Les enfants ne sont pas responsables de leur naissance hors mariage. Cependant, le message de la doctrine officielle de l’Eglise catholique leur déniant le droit à une sépulture décente dans un pays où le catholicisme est omniprésent est qu’ils ne méritent pas d’être traités comme des êtres humains. Et ces enfants semblent bien avoir été traités d’une manière qui serait aujourd’hui considérée comme illégale pour des animaux.

Les autres victimes de ces institutions étaient pour la plupart des femmes célibataires et enceintes de pères pour la plupart impunis. Et ce en grande partie à cause de la proscription de la contraception par l’Eglise catholique jusqu’en 1980 et du fait que l’avortement est toujours interdit. Seules celles qui ont les moyens de payer un voyage à l’étranger peuvent bénéficier d’un avortement légal et en toute sécurité.
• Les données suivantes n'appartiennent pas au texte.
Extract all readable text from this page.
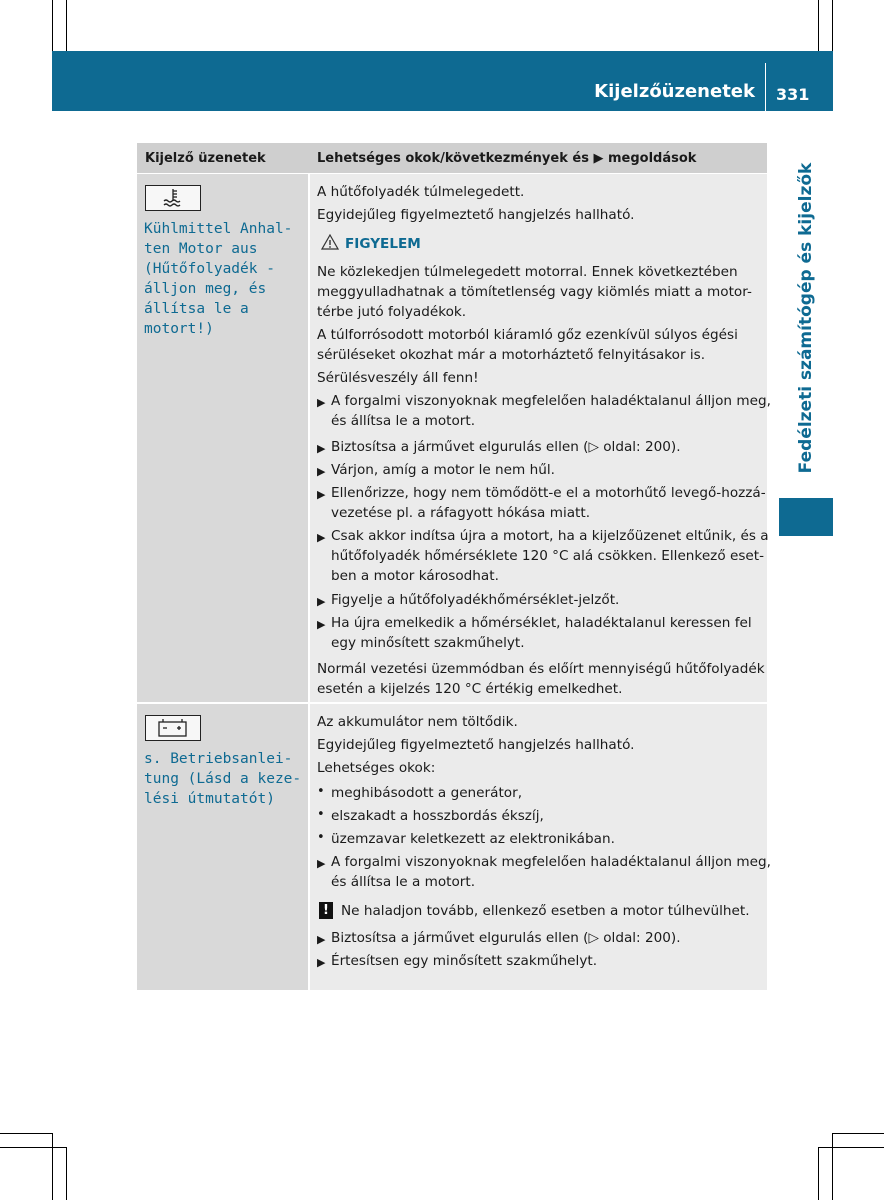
Kijelzőüzenetek 331
Fedélzeti számítógép és kijelzők
Kijelző üzenetek	Lehetséges okok/következmények és ▶ megoldások
Kühlmittel Anhal-
ten Motor aus
(Hűtőfolyadék -
álljon meg, és
állítsa le a
motort!)
A hűtőfolyadék túlmelegedett.
Egyidejűleg figyelmeztető hangjelzés hallható.
FIGYELEM
Ne közlekedjen túlmelegedett motorral. Ennek következtében
meggyulladhatnak a tömítetlenség vagy kiömlés miatt a motor-
térbe jutó folyadékok.
A túlforrósodott motorból kiáramló gőz ezenkívül súlyos égési
sérüléseket okozhat már a motorháztető felnyitásakor is.
Sérülésveszély áll fenn!
▶ A forgalmi viszonyoknak megfelelően haladéktalanul álljon meg,
és állítsa le a motort.
▶ Biztosítsa a járművet elgurulás ellen (▷ oldal: 200).
▶ Várjon, amíg a motor le nem hűl.
▶ Ellenőrizze, hogy nem tömődött-e el a motorhűtő levegő-hozzá-
vezetése pl. a ráfagyott hókása miatt.
▶ Csak akkor indítsa újra a motort, ha a kijelzőüzenet eltűnik, és a
hűtőfolyadék hőmérséklete 120 °C alá csökken. Ellenkező eset-
ben a motor károsodhat.
▶ Figyelje a hűtőfolyadékhőmérséklet-jelzőt.
▶ Ha újra emelkedik a hőmérséklet, haladéktalanul keressen fel
egy minősített szakműhelyt.
Normál vezetési üzemmódban és előírt mennyiségű hűtőfolyadék
esetén a kijelzés 120 °C értékig emelkedhet.
s. Betriebsanlei-
tung (Lásd a keze-
lési útmutatót)
Az akkumulátor nem töltődik.
Egyidejűleg figyelmeztető hangjelzés hallható.
Lehetséges okok:
• meghibásodott a generátor,
• elszakadt a hosszbordás ékszíj,
• üzemzavar keletkezett az elektronikában.
▶ A forgalmi viszonyoknak megfelelően haladéktalanul álljon meg,
és állítsa le a motort.
! Ne haladjon tovább, ellenkező esetben a motor túlhevülhet.
▶ Biztosítsa a járművet elgurulás ellen (▷ oldal: 200).
▶ Értesítsen egy minősített szakműhelyt.
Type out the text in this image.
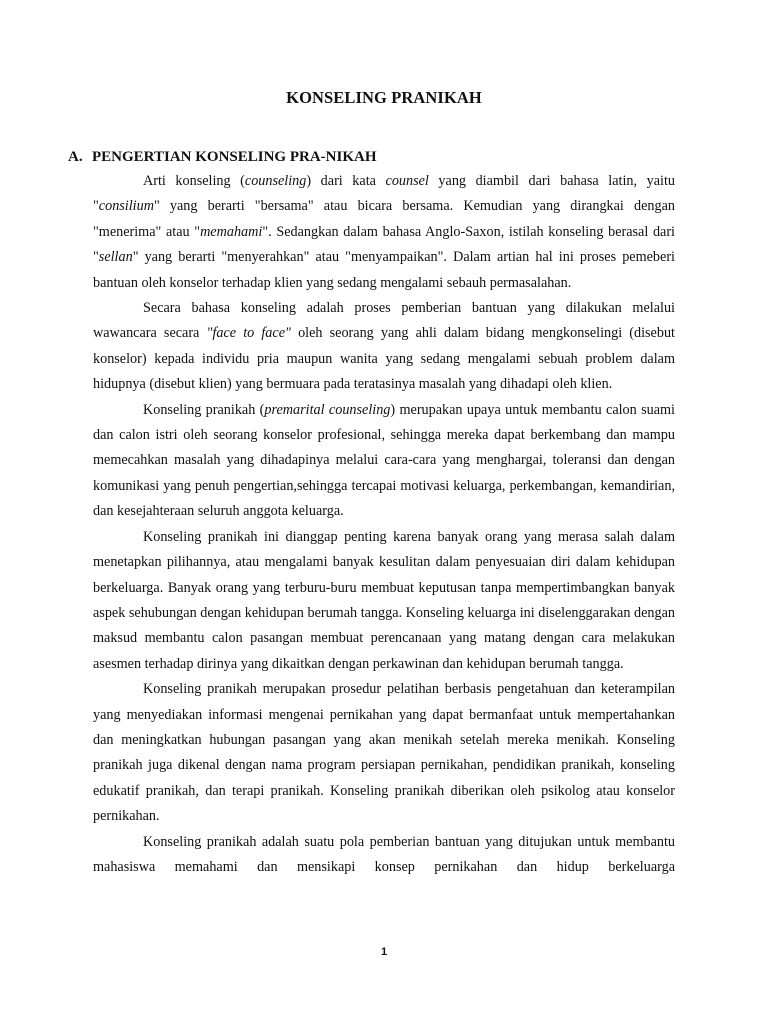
KONSELING PRANIKAH
A. PENGERTIAN KONSELING PRA-NIKAH

Arti konseling (counseling) dari kata counsel yang diambil dari bahasa latin, yaitu "consilium" yang berarti "bersama" atau bicara bersama. Kemudian yang dirangkai dengan "menerima" atau "memahami". Sedangkan dalam bahasa Anglo-Saxon, istilah konseling berasal dari "sellan" yang berarti "menyerahkan" atau "menyampaikan". Dalam artian hal ini proses pemeberi bantuan oleh konselor terhadap klien yang sedang mengalami sebauh permasalahan.

Secara bahasa konseling adalah proses pemberian bantuan yang dilakukan melalui wawancara secara "face to face" oleh seorang yang ahli dalam bidang mengkonselingi (disebut konselor) kepada individu pria maupun wanita yang sedang mengalami sebuah problem dalam hidupnya (disebut klien) yang bermuara pada teratasinya masalah yang dihadapi oleh klien.

Konseling pranikah (premarital counseling) merupakan upaya untuk membantu calon suami dan calon istri oleh seorang konselor profesional, sehingga mereka dapat berkembang dan mampu memecahkan masalah yang dihadapinya melalui cara-cara yang menghargai, toleransi dan dengan komunikasi yang penuh pengertian,sehingga tercapai motivasi keluarga, perkembangan, kemandirian, dan kesejahteraan seluruh anggota keluarga.

Konseling pranikah ini dianggap penting karena banyak orang yang merasa salah dalam menetapkan pilihannya, atau mengalami banyak kesulitan dalam penyesuaian diri dalam kehidupan berkeluarga. Banyak orang yang terburu-buru membuat keputusan tanpa mempertimbangkan banyak aspek sehubungan dengan kehidupan berumah tangga. Konseling keluarga ini diselenggarakan dengan maksud membantu calon pasangan membuat perencanaan yang matang dengan cara melakukan asesmen terhadap dirinya yang dikaitkan dengan perkawinan dan kehidupan berumah tangga.

Konseling pranikah merupakan prosedur pelatihan berbasis pengetahuan dan keterampilan yang menyediakan informasi mengenai pernikahan yang dapat bermanfaat untuk mempertahankan dan meningkatkan hubungan pasangan yang akan menikah setelah mereka menikah. Konseling pranikah juga dikenal dengan nama program persiapan pernikahan, pendidikan pranikah, konseling edukatif pranikah, dan terapi pranikah. Konseling pranikah diberikan oleh psikolog atau konselor pernikahan.

Konseling pranikah adalah suatu pola pemberian bantuan yang ditujukan untuk membantu mahasiswa memahami dan mensikapi konsep pernikahan dan hidup berkeluarga

1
Le niveau des abus sexuels commis par des prêtres en Irlande (quasi entièrement du fait de l’Eglise catholique) est le plus élevé au monde. Etant donné qu’il s’agit d’une petite île, en grande partie rurale, il semble inconcevable que la cruauté sévissant dans ces maisons et l’abus sexuel sur des enfants à une telle échelle aient pu se perpétrer pendant si longtemps sans que personne ne soit au courant. Alors que la gentillesse des Irlandais est incontestable, il se pourrait que celle-ci ait été compromise par la profondeur légendaire de leur piété, et les lanceurs d’alerte potentiels n’ont pas voulu risquer de subir les menaces des religieuses pour avoir provoqué un scandale au sein de l’Eglise.

Serait-il possible que l’étendue de cette piété et de ces menaces de représailles ait autorisé l’Église patriarcale, et à bien des égards misogyne, à faire absolument tout ce qu’elle voulait, surtout quand elle contrôlait aussi le gouvernement ? C’est vraiment l’antithèse de la laïcité.